3.      What does a person’s response to suffering reveal about whom or what he or she places hope in?

4.      Which has the greater impact on those around us who are watching, how we live when things are going wonderful or when life caves in on us?

5.      How did Peter describe the nature of our inheritance? (Imperishable: It cannot be harmed by natural disaster, enemy, or theft; it is permanent. Uncorrupted: It cannot be touched by evil or sin; it is pure. Unfading: It never passes its peak; it is perfect. Kept in Heaven: cannot be touched by anything on this earth.)

The thought of an inheritance that does not perish, cannot be corrupted, and stays forever young naturally fills us with hope. We cannot attain this through our own power, but we can through Jesus Christ!

 

Though Peter explained the Christians’ inheritance as eternal in nature, the suffering believers probably wondered at times if they would be able to hold on to their hope in Christ!

Hope Assured! Read 1 Peter 1:5

 

1.      Have you ever wrestled personally with assurance of salvation or the security of your salvation?

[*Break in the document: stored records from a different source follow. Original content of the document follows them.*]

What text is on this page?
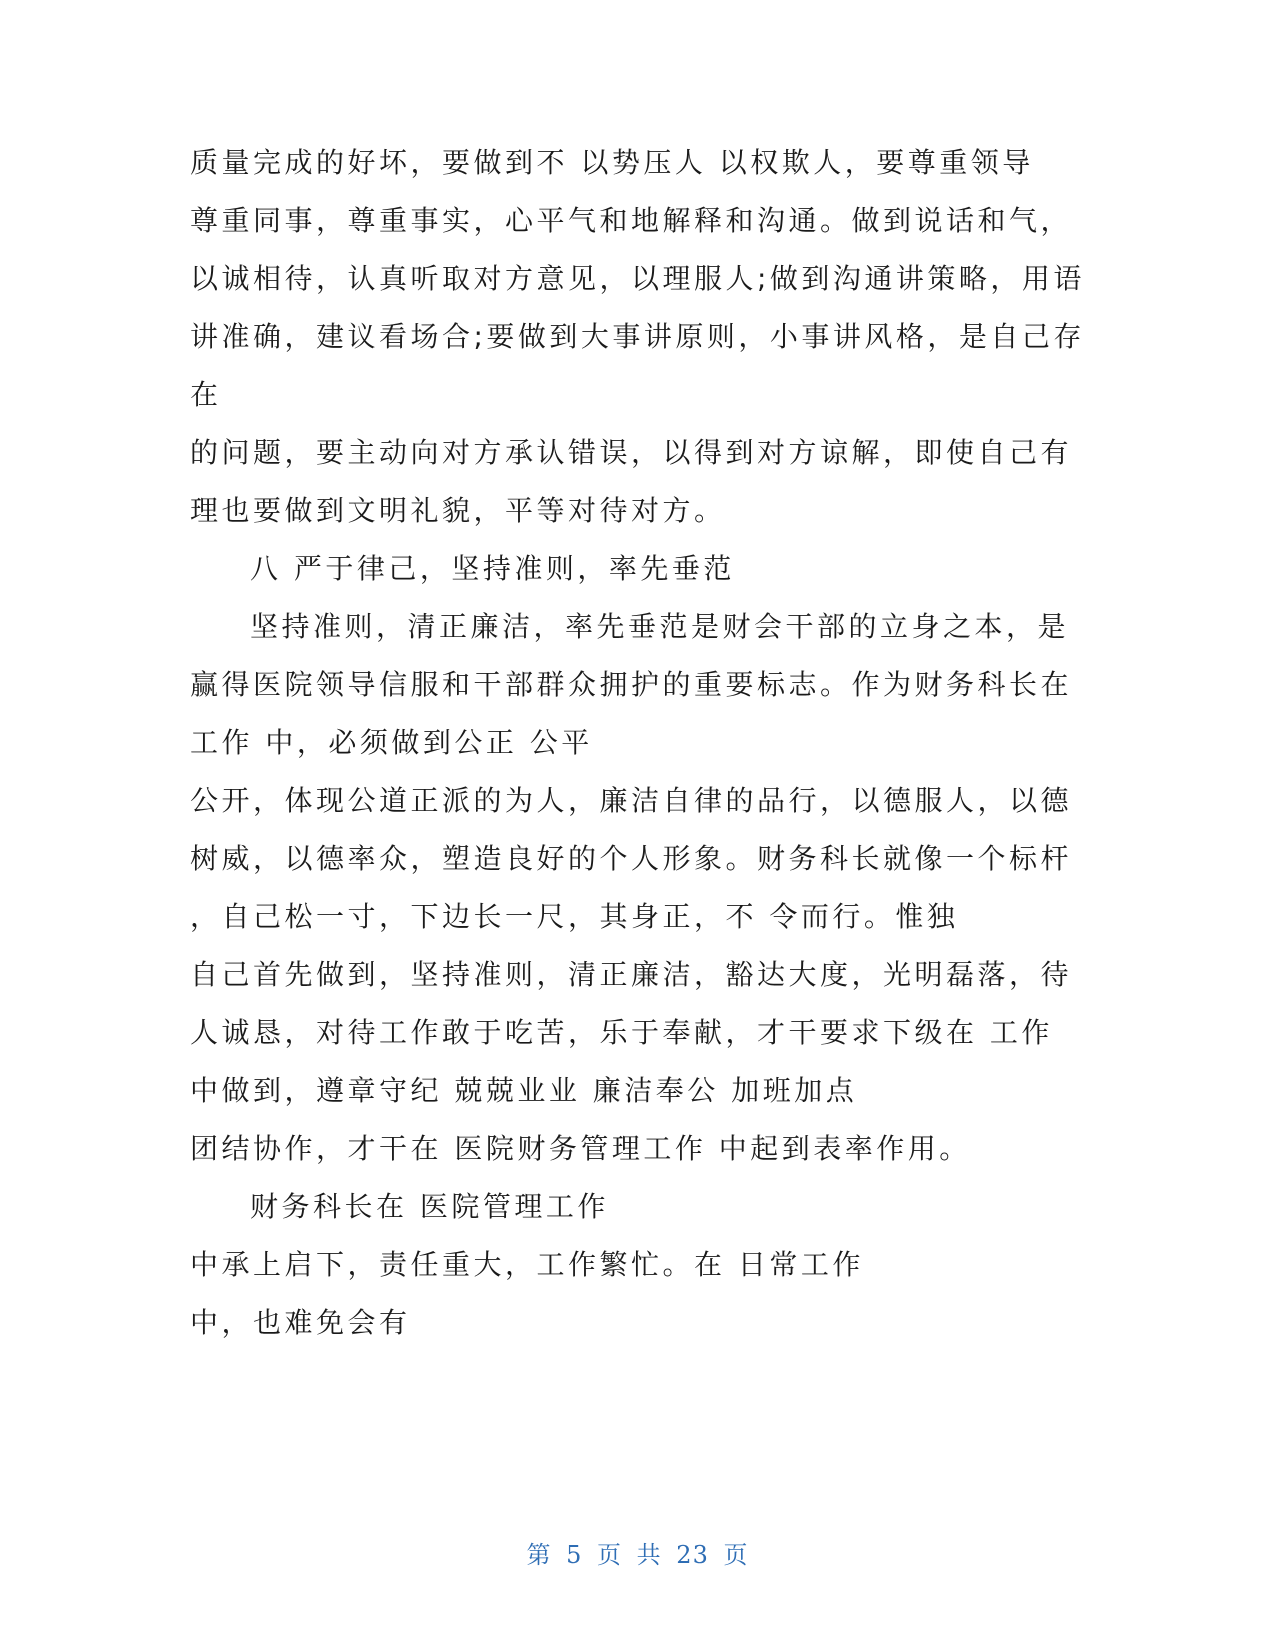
质量完成的好坏，要做到不 以势压人 以权欺人，要尊重领导

尊重同事，尊重事实，心平气和地解释和沟通。做到说话和气，

以诚相待，认真听取对方意见，以理服人;做到沟通讲策略，用语

讲准确，建议看场合;要做到大事讲原则，小事讲风格，是自己存

在

的问题，要主动向对方承认错误，以得到对方谅解，即使自己有

理也要做到文明礼貌，平等对待对方。

八 严于律己，坚持准则，率先垂范

坚持准则，清正廉洁，率先垂范是财会干部的立身之本，是

赢得医院领导信服和干部群众拥护的重要标志。作为财务科长在

工作 中，必须做到公正 公平

公开，体现公道正派的为人，廉洁自律的品行，以德服人，以德

树威，以德率众，塑造良好的个人形象。财务科长就像一个标杆

，自己松一寸，下边长一尺，其身正，不 令而行。惟独

自己首先做到，坚持准则，清正廉洁，豁达大度，光明磊落，待

人诚恳，对待工作敢于吃苦，乐于奉献，才干要求下级在 工作

中做到，遵章守纪 兢兢业业 廉洁奉公 加班加点

团结协作，才干在 医院财务管理工作 中起到表率作用。

财务科长在 医院管理工作

中承上启下，责任重大，工作繁忙。在 日常工作

中，也难免会有

第 5 页 共 23 页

2.      Based on verse 5, how would you counsel someone who is struggling with assurance of their salvation? (Our salvation is not based on our strength to hold on but on God’s great power through faith. You can’t hold on in your own strength, no one can. Only God’s power assures us of our salvation.)

Edward Mote said it this way:

“My hope is built on nothing less than Jesus blood and righteousness. I dare not trust the sweetest frame, but wholly lean on Jesus name.”

“When darkness seems to hide His face, I rest in His unchanging grace. In every high and stormy gale, My anchor holds within the veil.”

“When He shall come with trumpet sound, Oh, may I then in Him be found, Dressed in His righteousness alone, faultless to stand before the throne.”

“On Christ, the solid Rock, I stand; all other ground is sinking sand. All other ground is sinking sand.”

 

3.      If someone observed your life for the past month, what evidence would they find that you have a living hope, one that is growing stronger in you?

 

Hope Celebrated! Read 1 Peter 1:6-9

 

Peter, who knew a little about suffering, described the trials they were experiencing like this:

·         They may be diverse in kind.

·         They will be limited in time.

·         They are needful in purpose. (Peter was sure that God never needlessly afflicts His people, even though grief may be involved.

·         They are positive in outcome. V. 7

The word “joy” in this passage is not the usual Greek word used by secular writers. Rather, it is a deep spiritual joy! Read Luke 1:46-46 and Acts 16:34.

1.      How is Christian joy different from a sentimental feeling of happiness?

2.      In what ways is it more satisfying?

3.      According to this passage, rejoicing is the appropriate response to trials or persecution. When you see someone focus on their salvation rather than their circumstances, how does that affect you? (Generally, when we witness hope and a joyful attitude in others, it compels us to question the source of their hope. Hope is about focus! When we focus on a secure salvation, we can rise above our circumstances and look forward with joy to the inheritance to come.)

4.      What is the purpose of the trials and difficulties we have to go through? (Refining of our faith. Make it like pure gold!)

5.      What is the goal of our faith? (See verse 9)

 

The world says, “Seeing is believing.” Salvation says, “Believing is seeing.” We have faith in the One we have not seen. Read v 8-9.

 

Summarize and Challenge!

 

1.      Would you describe your faith as a living hope?

2.      Does it have purpose?

3.      Is it growing?

4.      Is it dynamic and breathing?

5.      Does it affect others?

If hope is about focus, then focusing on the right things can help your faith to grow. Spending time reflecting on the salvation of our souls is an expression of faith and hope. Reading God’s Word regularly will encourage your faith.

 

Rather than focusing on our difficulties and circumstances, focus on God and His power to see you through. We know Jesus has the power to change, transform or deliver us from our circumstances.

 

Ask God to help us with specific trials or tribulations we may be going through. Change our focus. Help us turn our eyes upon Jesus.